Unless we were in a shop that sold them, we did not see the top rated toys of the time. Meccano Construction sets or Hornby train sets were saved for the rare occasion when, as a treat, we were taken into the large toy departments of the big shops in Leeds City Centre. In some ways, although it was well intentioned, in reality it was quite cruel. It is reminiscent of the old television show when the losing ‘finalist’ is finally ground into the earth with the immortal words ‘Let’s see what you could have won!’. We were looking at extravagant displays featuring huge construction sites littered with wonderful creations made from lengths of steel held together with screws and operated by clockwork (later electric) motors. An array of Hornby electric trains, passenger and goods would clatter round a track many feet long with all sorts of junctions, rail-side furniture such as signal boxes and level crossings. At no time was there the suggestion “choose which one you want”! In any case I was five years old before I lived in a house that gave us access to the wonders of electricity.
Birthdays were the same but ‘less extravagant’! I have a vague recollection of receiving a toy car for one birthday but as my birthday is in August and we were on holiday with family in Blackpool. I think the car was bought by Grandma and Grandad who I am sure would have been imbued with the spirit of the holiday as motivation to treat me!
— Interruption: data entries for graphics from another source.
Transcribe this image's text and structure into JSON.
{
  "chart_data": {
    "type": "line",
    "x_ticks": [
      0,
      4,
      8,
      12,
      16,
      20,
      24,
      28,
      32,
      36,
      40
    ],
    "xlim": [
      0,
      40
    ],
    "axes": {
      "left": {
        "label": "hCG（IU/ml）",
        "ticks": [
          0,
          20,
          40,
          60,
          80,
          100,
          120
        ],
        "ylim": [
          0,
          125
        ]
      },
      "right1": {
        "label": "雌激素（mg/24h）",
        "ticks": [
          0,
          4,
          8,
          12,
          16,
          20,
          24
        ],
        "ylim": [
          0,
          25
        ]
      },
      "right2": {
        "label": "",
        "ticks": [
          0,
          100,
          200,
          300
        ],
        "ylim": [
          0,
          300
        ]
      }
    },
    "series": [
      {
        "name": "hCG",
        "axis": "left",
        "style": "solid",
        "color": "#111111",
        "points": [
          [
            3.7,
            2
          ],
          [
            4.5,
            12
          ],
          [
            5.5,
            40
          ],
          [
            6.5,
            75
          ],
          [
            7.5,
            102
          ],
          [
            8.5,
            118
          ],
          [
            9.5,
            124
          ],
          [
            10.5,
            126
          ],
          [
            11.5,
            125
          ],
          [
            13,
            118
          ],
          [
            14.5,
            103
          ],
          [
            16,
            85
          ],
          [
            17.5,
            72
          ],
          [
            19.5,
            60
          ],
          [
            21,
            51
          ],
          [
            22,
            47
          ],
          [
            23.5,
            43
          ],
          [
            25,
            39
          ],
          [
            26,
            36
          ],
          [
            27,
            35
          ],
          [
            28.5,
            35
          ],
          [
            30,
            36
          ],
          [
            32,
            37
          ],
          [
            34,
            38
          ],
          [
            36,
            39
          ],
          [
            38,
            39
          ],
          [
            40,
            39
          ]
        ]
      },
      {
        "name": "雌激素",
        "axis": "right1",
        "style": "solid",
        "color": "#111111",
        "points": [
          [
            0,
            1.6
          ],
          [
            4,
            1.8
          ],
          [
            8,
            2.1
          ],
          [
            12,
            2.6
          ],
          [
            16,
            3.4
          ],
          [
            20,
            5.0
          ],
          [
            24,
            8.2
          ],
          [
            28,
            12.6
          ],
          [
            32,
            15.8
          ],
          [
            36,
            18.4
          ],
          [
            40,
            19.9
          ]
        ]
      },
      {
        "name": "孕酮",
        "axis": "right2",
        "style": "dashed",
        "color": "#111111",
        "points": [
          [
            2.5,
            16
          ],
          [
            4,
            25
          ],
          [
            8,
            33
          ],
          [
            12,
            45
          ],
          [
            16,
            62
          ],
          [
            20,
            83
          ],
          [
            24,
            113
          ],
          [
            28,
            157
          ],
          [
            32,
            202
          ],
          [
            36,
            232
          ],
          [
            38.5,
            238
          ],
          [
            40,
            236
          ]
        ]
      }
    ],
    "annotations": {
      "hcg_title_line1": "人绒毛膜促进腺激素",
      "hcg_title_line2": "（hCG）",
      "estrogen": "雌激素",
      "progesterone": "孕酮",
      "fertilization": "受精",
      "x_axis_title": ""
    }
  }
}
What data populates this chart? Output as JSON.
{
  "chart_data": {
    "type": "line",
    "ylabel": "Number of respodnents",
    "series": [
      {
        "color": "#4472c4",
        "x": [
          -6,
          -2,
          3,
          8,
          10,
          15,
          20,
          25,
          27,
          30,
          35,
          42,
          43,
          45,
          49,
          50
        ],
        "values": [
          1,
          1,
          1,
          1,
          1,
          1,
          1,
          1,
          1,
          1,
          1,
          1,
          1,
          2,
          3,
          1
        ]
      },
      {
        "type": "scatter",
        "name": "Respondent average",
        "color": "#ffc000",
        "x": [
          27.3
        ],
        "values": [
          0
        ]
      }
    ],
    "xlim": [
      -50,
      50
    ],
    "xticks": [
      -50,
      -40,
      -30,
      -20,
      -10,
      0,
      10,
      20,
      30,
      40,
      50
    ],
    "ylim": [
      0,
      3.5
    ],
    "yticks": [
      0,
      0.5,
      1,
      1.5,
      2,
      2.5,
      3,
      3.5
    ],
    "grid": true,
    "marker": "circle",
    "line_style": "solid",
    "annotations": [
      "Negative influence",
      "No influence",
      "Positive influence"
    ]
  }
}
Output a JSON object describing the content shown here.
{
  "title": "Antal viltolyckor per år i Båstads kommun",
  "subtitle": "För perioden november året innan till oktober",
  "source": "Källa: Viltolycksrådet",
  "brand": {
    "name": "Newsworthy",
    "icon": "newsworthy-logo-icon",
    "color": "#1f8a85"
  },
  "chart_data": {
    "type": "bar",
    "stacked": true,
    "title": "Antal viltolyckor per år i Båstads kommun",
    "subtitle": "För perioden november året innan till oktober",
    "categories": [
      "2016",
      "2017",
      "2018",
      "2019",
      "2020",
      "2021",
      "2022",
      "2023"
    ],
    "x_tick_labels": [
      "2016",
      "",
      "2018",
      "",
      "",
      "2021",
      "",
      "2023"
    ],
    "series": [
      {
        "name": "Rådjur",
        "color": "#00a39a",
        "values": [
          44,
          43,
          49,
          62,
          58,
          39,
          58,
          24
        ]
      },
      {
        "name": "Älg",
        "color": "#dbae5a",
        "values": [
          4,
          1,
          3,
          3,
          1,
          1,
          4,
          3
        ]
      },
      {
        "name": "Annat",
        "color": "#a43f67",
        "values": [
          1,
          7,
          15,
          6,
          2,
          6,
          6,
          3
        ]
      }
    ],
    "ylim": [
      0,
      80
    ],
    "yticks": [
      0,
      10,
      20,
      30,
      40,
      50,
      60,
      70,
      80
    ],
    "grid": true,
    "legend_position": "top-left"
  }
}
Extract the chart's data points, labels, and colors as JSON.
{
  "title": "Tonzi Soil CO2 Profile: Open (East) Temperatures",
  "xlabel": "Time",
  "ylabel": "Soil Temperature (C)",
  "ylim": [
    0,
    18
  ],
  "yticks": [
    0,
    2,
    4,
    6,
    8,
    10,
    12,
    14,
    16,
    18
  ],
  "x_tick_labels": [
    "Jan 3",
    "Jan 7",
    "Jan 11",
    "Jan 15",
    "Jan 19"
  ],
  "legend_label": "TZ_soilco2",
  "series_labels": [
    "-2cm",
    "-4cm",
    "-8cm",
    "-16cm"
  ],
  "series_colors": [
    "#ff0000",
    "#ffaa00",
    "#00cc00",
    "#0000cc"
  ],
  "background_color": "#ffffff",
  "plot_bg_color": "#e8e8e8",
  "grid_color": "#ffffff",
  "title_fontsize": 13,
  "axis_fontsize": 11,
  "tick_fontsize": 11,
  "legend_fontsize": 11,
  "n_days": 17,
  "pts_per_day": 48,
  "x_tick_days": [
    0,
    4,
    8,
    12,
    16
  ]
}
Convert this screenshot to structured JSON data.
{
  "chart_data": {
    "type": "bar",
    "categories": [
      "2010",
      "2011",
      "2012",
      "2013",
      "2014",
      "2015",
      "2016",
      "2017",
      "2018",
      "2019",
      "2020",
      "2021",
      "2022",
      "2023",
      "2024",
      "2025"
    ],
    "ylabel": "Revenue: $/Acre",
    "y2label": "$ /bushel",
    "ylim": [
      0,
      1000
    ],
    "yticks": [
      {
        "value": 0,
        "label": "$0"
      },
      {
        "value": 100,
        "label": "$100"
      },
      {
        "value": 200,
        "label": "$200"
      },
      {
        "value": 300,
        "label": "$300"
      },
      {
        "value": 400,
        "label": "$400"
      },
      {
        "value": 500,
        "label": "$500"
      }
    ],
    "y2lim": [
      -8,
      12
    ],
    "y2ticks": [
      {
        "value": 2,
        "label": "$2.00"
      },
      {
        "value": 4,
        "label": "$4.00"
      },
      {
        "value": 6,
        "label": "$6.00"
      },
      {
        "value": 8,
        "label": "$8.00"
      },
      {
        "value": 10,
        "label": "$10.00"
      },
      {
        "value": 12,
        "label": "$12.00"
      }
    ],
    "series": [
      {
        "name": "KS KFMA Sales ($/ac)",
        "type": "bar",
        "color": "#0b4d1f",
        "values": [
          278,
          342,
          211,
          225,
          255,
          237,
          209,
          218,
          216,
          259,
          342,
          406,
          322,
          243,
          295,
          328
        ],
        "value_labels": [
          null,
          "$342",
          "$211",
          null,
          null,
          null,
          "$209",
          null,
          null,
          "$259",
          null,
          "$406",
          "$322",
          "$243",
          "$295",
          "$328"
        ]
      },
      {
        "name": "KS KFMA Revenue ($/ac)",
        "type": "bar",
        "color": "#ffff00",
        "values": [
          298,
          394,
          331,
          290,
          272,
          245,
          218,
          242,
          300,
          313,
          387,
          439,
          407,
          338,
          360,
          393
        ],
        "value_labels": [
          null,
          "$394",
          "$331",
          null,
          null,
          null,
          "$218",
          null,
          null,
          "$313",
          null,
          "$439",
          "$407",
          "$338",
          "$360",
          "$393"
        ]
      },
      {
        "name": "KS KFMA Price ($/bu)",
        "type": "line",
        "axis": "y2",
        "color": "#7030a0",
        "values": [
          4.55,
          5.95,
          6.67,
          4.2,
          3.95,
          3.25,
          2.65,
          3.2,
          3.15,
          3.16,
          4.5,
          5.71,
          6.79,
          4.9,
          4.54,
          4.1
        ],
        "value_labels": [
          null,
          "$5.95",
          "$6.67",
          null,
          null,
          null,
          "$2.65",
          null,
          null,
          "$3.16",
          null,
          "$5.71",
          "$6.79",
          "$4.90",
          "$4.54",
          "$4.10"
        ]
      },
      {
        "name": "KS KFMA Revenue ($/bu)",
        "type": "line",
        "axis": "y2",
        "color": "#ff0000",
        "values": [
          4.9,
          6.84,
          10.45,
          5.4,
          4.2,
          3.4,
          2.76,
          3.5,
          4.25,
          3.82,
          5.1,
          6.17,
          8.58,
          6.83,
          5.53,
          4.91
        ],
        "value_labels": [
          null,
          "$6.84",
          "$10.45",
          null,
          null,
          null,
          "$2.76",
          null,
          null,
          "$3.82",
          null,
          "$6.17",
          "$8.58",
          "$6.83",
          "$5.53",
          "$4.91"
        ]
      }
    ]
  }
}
I repeat, I am in no way complaining, I was no different from most of my peers. We did not know what we were missing. Sweets were on ration so the odd occasion when we did get them, it was a real treat.
I am told that I was such an undemanding child that the first time I asked for an ice cream, my parents were so taken aback that my dad ran around the streets of Hunslet searching for the purveyor who pedalled around on a tricycle that had a cold storage box fitted between the front pair of wheels. I am sure that I would have been at least as surprised to get what I asked for as my parents were to be asked!